Obwohl ich etwas Angst davor hatte sie als meine Freundin zu verlieren, freute ich mich ehrlich für Susan. Sie spürte es wohl und kümmerte sich noch mehr um mich, als jemals zuvor. Aber sie sprach so gut wie nie über Frank. Er gehörte allein ihr und sie wollte ihn selbst mit Worten nicht mit mir teilen.
Etwa ein halbes Jahr nach Susanas Beerdigung traf ich Klaus spät abends in einer verrauchten Bahnhofskneipe. Ich war auf dem Nachhauseweg und entdeckte ihn zufällig durchs Fenster. Er war der Sohn des Bürgermeisters und jahrelang Susanas große Liebe. Während ihres Studiums wohnten er und Frank zusammen mit wechselnden anderen Mitbewohnern einer Wohngemeinschaft, in einer alten Villa am Stadtpark. Dort hatte Susanna wohl auch Frank kennen gelernt. Lange sah es auch so aus, als würden Klaus und Susana zusammen bleiben. Aber er war wohl mit ihrer Krankheit und ihrem ständig nervenden Bruder irgendwann überfordert. Als er nicht mehr konnte, oder wollte, hat ihn Susana regelrecht bedrängt. Sie hat ihm überall wo sie ihn vermutete aufgelauert und ihn ständig mit Anrufen belästigt.
Im Gegensatz zu Frank hatte Klaus sein Studium kurz vor dem Examen abgebrochen. Er ließ sich irgendwann die Haare wachsen, trug verwaschene Parkas und es war in der Stadt ein offenes Geheimnis, dass er mit Drogen handelte.
Diese Art von Kneipen gehörte damals absolut nicht in meine Welt. Es kostete mich einige Überwindung, aber ich hatte nichts Besseres vor und ich wollte die Gelegenheit nützen Klaus die Fragen zu stellen, auf die ich keine Antwort wusste. Als ich mich an seinen Tisch setzte, sah er mich mit leeren glasigen Augen an.

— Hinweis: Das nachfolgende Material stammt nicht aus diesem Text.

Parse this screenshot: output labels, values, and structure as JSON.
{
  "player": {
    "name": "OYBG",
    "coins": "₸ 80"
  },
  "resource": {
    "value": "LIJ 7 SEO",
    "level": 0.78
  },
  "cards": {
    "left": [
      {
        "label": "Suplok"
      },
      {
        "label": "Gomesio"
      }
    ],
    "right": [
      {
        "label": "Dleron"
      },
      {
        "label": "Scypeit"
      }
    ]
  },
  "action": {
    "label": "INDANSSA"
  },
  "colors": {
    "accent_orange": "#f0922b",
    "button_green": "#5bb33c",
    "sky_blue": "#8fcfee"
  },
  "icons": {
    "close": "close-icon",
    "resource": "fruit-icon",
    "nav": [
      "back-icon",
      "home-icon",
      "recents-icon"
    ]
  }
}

„Du warst nicht auf Susanas Beerdigung, jedenfalls habe ich dich nicht gesehen. Du hast eine wichtige Rolle in ihrem Leben gespielt. Ich denke, du hättest dich von ihr verabschieden müssen. Hat Susana dir in all den Jahren eigentlich jemals irgendetwas bedeutet? Ihr kanntet euch schon seit Kindertagen. Ihr ward lange ein Paar von dem die ganze Stadt sprach. Und dann kommst du nicht einmal zu ihrer Beerdigung. Ich kann es einfach nicht glauben, dass du dich nicht von ihr verabschieden wolltest. Du warst einer der wichtigsten Menschen in Susannas Leben“
Klaus sah mich an, als hätte er meine Frage nicht verstanden und meine Anwesenheit war ihm sichtlich unangenehm. Er schwieg lange, bevor er doch noch antwortete.

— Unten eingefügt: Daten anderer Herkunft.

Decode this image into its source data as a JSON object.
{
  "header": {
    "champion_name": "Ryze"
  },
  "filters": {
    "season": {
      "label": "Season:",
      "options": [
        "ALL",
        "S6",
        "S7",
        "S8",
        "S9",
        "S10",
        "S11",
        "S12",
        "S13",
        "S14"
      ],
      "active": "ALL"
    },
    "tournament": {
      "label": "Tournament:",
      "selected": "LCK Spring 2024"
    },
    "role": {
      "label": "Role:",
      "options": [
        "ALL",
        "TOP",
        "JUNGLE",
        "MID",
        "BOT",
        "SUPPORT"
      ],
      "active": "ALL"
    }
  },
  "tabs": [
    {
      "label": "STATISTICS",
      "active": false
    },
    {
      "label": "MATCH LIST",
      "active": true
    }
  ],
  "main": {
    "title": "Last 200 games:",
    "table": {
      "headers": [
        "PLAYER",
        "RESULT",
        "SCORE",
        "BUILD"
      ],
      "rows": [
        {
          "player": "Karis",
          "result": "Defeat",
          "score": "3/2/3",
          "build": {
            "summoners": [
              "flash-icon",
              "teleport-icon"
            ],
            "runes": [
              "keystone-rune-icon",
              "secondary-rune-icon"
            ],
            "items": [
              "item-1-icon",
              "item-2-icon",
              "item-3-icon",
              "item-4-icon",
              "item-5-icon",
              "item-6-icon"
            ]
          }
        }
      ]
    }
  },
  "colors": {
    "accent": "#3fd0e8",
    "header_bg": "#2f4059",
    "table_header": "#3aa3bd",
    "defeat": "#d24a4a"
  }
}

„Mein Gott Bille, als ich dich das letzte Mal sah, hast du auf einer Party bei Anasev auf dem Dachgarten getanzt und dein langes blondes Haar wehte im Sommerwind und du hast der ganzen Welt den größten Teil deiner Brüste gezeigt. Ich habe den Tänzer beneidet. Mein Gott, das ist schon so lange her. Denke, es war nicht in diesem Leben. Und vielleicht auch nicht im Vorhergehenden.